Warranty And Indemnity

Last updated: March 22, 2024

What Does Warranty And Indemnity Mean?

A warranty and indemnity is used when a business is bought or sold. Though both terms are closely related, they have differences. A warranty is a statement made by the seller at the time of sale that is factual and true. An indemnity, on the other hand, is a promise the seller makes at the time of sale to help the buyer make up any losses in case of the occurrence of a particular event.


Divestopedia Explains Warranty And Indemnity

Warranties and indemnities are include in a purchase and sale agreement at the time of sale and offer many advantages for the buyer. Firstly, they offer some form of compensation for buyers as it is not possible for the buyer to understand all the intricate aspects of the business at the time of purchase. Secondly, every company has its own liabilities and debts, so when another company buys it, the latter acquires all of these liabilities as well. Some of these liabilities may be known, but some could also be unknown. Thirdly, the law does not provide much protection for the buyer for such a transaction. So, it is only natural that buyers expect such protection from sellers in the form of warranties and indemnities.

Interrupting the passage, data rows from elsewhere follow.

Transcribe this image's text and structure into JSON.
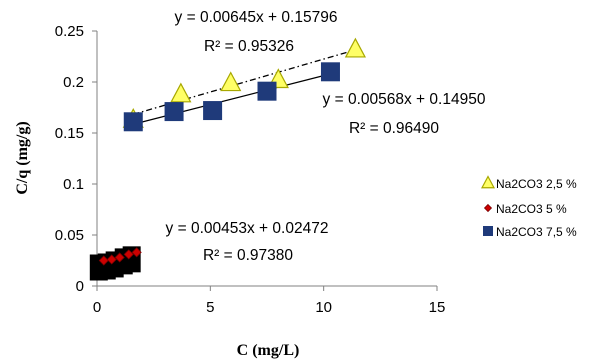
{
  "chart_data": {
    "type": "scatter",
    "xlabel": "C (mg/L)",
    "ylabel": "C/q (mg/g)",
    "xlim": [
      0,
      15
    ],
    "ylim": [
      0,
      0.25
    ],
    "x_ticks": [
      0,
      5,
      10,
      15
    ],
    "y_ticks": [
      0,
      0.05,
      0.1,
      0.15,
      0.2,
      0.25
    ],
    "x_tick_labels": [
      "0",
      "5",
      "10",
      "15"
    ],
    "y_tick_labels": [
      "0",
      "0.05",
      "0.1",
      "0.15",
      "0.2",
      "0.25"
    ],
    "grid": false,
    "legend_position": "right",
    "series": [
      {
        "name": "Na2CO3 2,5 %",
        "marker": "triangle",
        "color": "#ffff66",
        "edge_color": "#a8a800",
        "points": [
          [
            1.6,
            0.163
          ],
          [
            3.7,
            0.188
          ],
          [
            5.9,
            0.199
          ],
          [
            8.0,
            0.202
          ],
          [
            11.4,
            0.232
          ]
        ],
        "trendline": {
          "slope": 0.00645,
          "intercept": 0.15796,
          "x_range": [
            1.6,
            11.4
          ],
          "style": "dash-dot"
        },
        "equation": "y = 0.00645x + 0.15796",
        "r2": "R² = 0.95326"
      },
      {
        "name": "Na2CO3 5 %",
        "marker": "diamond",
        "color": "#cc0000",
        "points": [
          [
            0.3,
            0.025
          ],
          [
            0.65,
            0.026
          ],
          [
            1.0,
            0.028
          ],
          [
            1.4,
            0.031
          ],
          [
            1.75,
            0.033
          ]
        ],
        "trendline": {
          "slope": 0.00453,
          "intercept": 0.02472,
          "x_range": [
            0.3,
            1.75
          ],
          "style": "solid"
        },
        "equation": "y = 0.00453x + 0.02472",
        "r2": "R² = 0.97380"
      },
      {
        "name": "Na2CO3 7,5 %",
        "marker": "square",
        "color": "#1f3a7a",
        "points": [
          [
            1.6,
            0.161
          ],
          [
            3.4,
            0.171
          ],
          [
            5.1,
            0.172
          ],
          [
            7.5,
            0.191
          ],
          [
            10.3,
            0.21
          ]
        ],
        "trendline": {
          "slope": 0.00568,
          "intercept": 0.1495,
          "x_range": [
            1.6,
            10.3
          ],
          "style": "solid"
        },
        "equation": "y = 0.00568x + 0.14950",
        "r2": "R² = 0.96490"
      }
    ]
  }
}
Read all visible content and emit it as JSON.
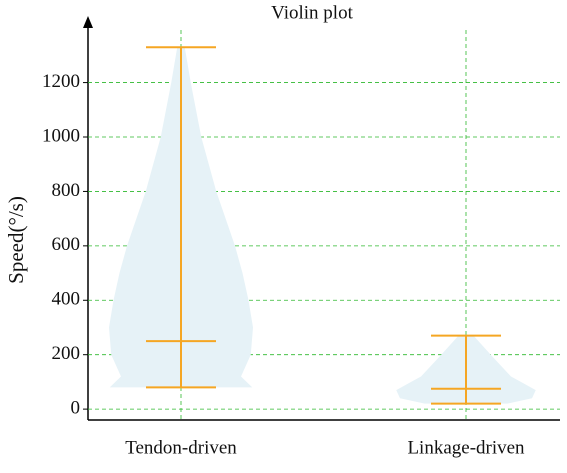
{
  "chart_data": {
    "type": "violin",
    "title": "Violin plot",
    "y_label": "Speed(°/s)",
    "categories": [
      "Tendon-driven",
      "Linkage-driven"
    ],
    "ylim": [
      -40,
      1430
    ],
    "yticks": [
      0,
      200,
      400,
      600,
      800,
      1000,
      1200
    ],
    "grid": true,
    "fill_color": "#e6f2f7",
    "line_color": "#f5a623",
    "grid_color": "#2db82d",
    "violins": [
      {
        "min": 80,
        "median": 250,
        "max": 1330,
        "profile": {
          "y": [
            80,
            120,
            200,
            300,
            400,
            500,
            600,
            800,
            1000,
            1200,
            1330
          ],
          "width": [
            0.95,
            0.8,
            0.93,
            0.96,
            0.9,
            0.82,
            0.72,
            0.47,
            0.27,
            0.13,
            0.05
          ]
        }
      },
      {
        "min": 20,
        "median": 75,
        "max": 270,
        "profile": {
          "y": [
            20,
            40,
            70,
            120,
            200,
            270
          ],
          "width": [
            0.55,
            0.88,
            0.93,
            0.6,
            0.33,
            0.1
          ]
        }
      }
    ]
  }
}
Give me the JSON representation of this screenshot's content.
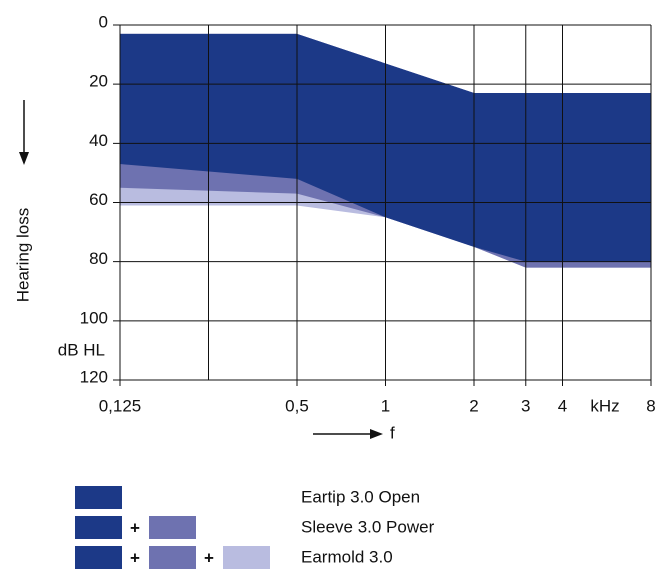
{
  "chart_data": {
    "type": "area-range",
    "y_label": "Hearing loss",
    "y_unit": "dB HL",
    "x_label": "f",
    "x_unit": "kHz",
    "log_x": true,
    "grid": true,
    "x": [
      0.125,
      0.5,
      1,
      2,
      3,
      8
    ],
    "upper": [
      3,
      3,
      13,
      23,
      23,
      23
    ],
    "series": [
      {
        "name": "Eartip 3.0 Open",
        "color": "#1c3987",
        "values": [
          47,
          52,
          65,
          75,
          80,
          80
        ]
      },
      {
        "name": "Sleeve 3.0 Power",
        "color": "#6e72b0",
        "values": [
          55,
          57,
          65,
          75,
          82,
          82
        ]
      },
      {
        "name": "Earmold 3.0",
        "color": "#b9bce0",
        "values": [
          61,
          61,
          65,
          75,
          82,
          82
        ]
      }
    ],
    "legend_joiner": "+",
    "xlim": [
      0.125,
      8
    ],
    "xticks": [
      {
        "value": 0.125,
        "label": "0,125"
      },
      {
        "value": 0.5,
        "label": "0,5"
      },
      1,
      2,
      3,
      4,
      8
    ],
    "xgrid": [
      0.25,
      0.5,
      1,
      2,
      3,
      4
    ],
    "ylim": [
      0,
      120
    ],
    "yticks": [
      0,
      20,
      40,
      60,
      80,
      100,
      120
    ]
  }
}
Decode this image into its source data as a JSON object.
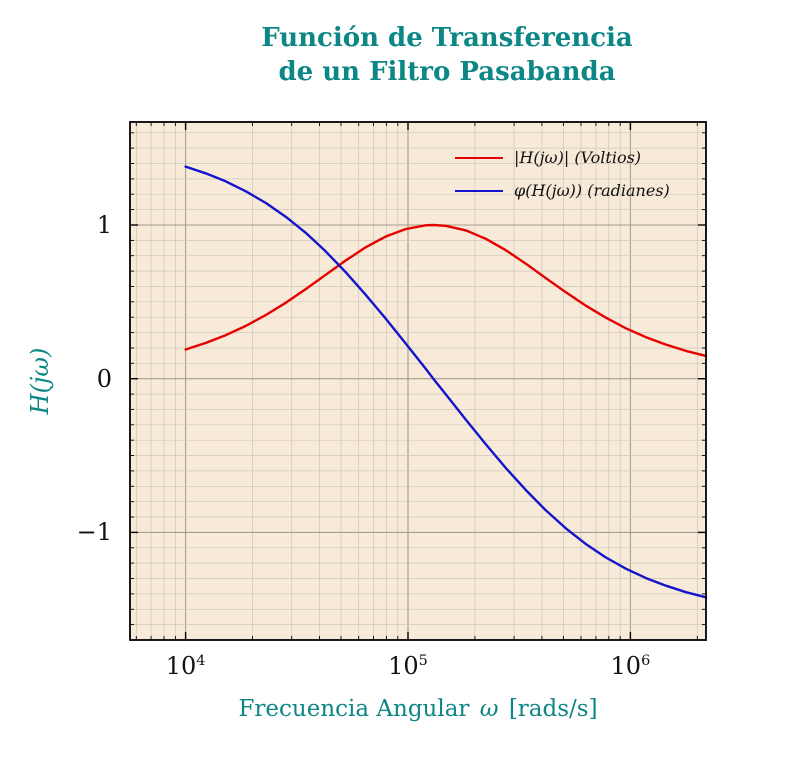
{
  "title": {
    "line1": "Función de Transferencia",
    "line2": "de un Filtro Pasabanda"
  },
  "colors": {
    "accent_teal": "#0d8686",
    "plot_bg": "#f7ead8",
    "grid_minor": "#cfc6ba",
    "grid_major": "#a59c8e",
    "frame": "#000000",
    "magnitude_red": "#e60000",
    "phase_blue": "#1414cc",
    "tick_text": "#111111"
  },
  "axes": {
    "y_label": "H(jω)",
    "x_label": {
      "prefix": "Frecuencia Angular",
      "symbol": "ω",
      "units": "[rads/s]"
    },
    "x_tick_labels": [
      {
        "base": "10",
        "exp": "4"
      },
      {
        "base": "10",
        "exp": "5"
      },
      {
        "base": "10",
        "exp": "6"
      }
    ],
    "y_tick_labels": [
      "−1",
      "0",
      "1"
    ]
  },
  "chart_data": {
    "type": "line",
    "title": "Función de Transferencia de un Filtro Pasabanda",
    "xlabel": "Frecuencia Angular ω [rads/s]",
    "ylabel": "H(jω)",
    "x_scale": "log",
    "xlim_log10": [
      3.75,
      6.34
    ],
    "ylim": [
      -1.7,
      1.67
    ],
    "x_major_ticks_log10": [
      4,
      5,
      6
    ],
    "y_major_ticks": [
      -1,
      0,
      1
    ],
    "y_minor_step": 0.1,
    "grid": "both",
    "legend_position": "top-right-inside",
    "log10_omega": [
      4.0,
      4.09,
      4.18,
      4.27,
      4.36,
      4.45,
      4.54,
      4.63,
      4.72,
      4.81,
      4.9,
      4.99,
      5.08,
      5.114,
      5.17,
      5.26,
      5.35,
      5.44,
      5.53,
      5.62,
      5.71,
      5.8,
      5.89,
      5.98,
      6.07,
      6.16,
      6.25,
      6.34
    ],
    "series": [
      {
        "name": "|H(jω)| (Voltios)",
        "color": "#e60000",
        "values": [
          0.19,
          0.232,
          0.283,
          0.343,
          0.414,
          0.494,
          0.583,
          0.676,
          0.769,
          0.855,
          0.925,
          0.974,
          0.998,
          1.0,
          0.995,
          0.965,
          0.91,
          0.836,
          0.748,
          0.654,
          0.562,
          0.475,
          0.397,
          0.328,
          0.27,
          0.222,
          0.181,
          0.148
        ]
      },
      {
        "name": "φ(H(jω)) (radianes)",
        "color": "#1414cc",
        "values": [
          1.38,
          1.336,
          1.284,
          1.22,
          1.144,
          1.054,
          0.949,
          0.828,
          0.693,
          0.546,
          0.39,
          0.228,
          0.064,
          0.0,
          -0.102,
          -0.266,
          -0.427,
          -0.581,
          -0.725,
          -0.857,
          -0.974,
          -1.076,
          -1.163,
          -1.236,
          -1.297,
          -1.347,
          -1.389,
          -1.422
        ]
      }
    ]
  }
}
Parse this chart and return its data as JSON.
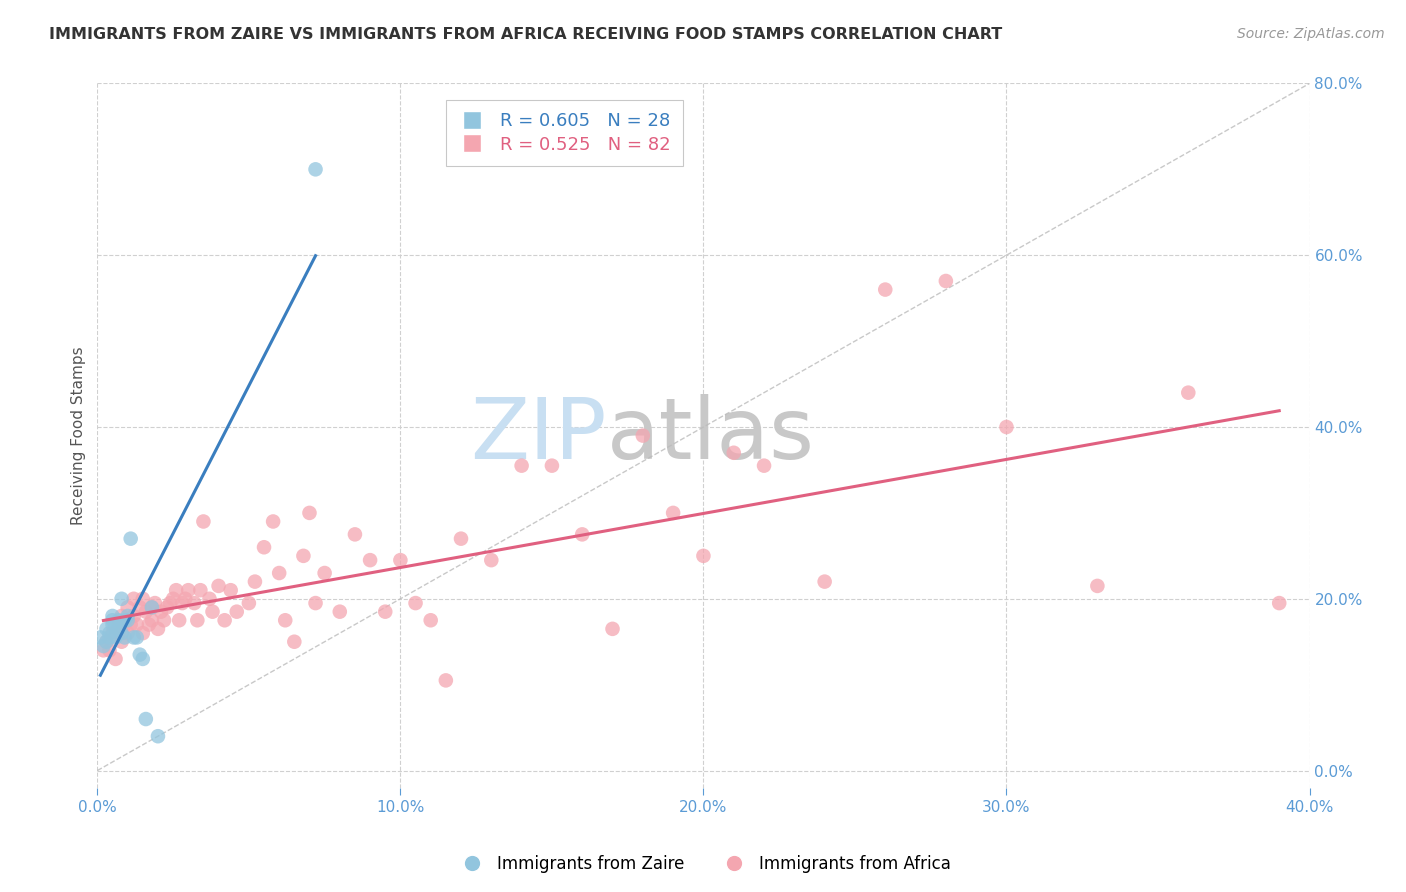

The difference between a warranty and an indemnity is most evident at the time of making a claim for compensation. A breach of warranty will be acknowledged and the necessary compensation will be given only if the breach was shown by the buyer and its financial impact of the same is proved by the buyer. In other words, the onus to prove a breach of warranty is on the buyer. Indemnity, on the other hand, gives compensation in cases that are not covered by a breach in warranty. It also provides compensation or any other remedy in situations where legal help is not available to the buyer. In this case, the onus is not on the buyer as the indemnity agreement implies that financial compensation will be provided to the buyer in any legal claim.

A final difference is that the seller is obliged to mitigate the loss for the buyer under a warranty, but there is no such obligation in the case of an indemnity.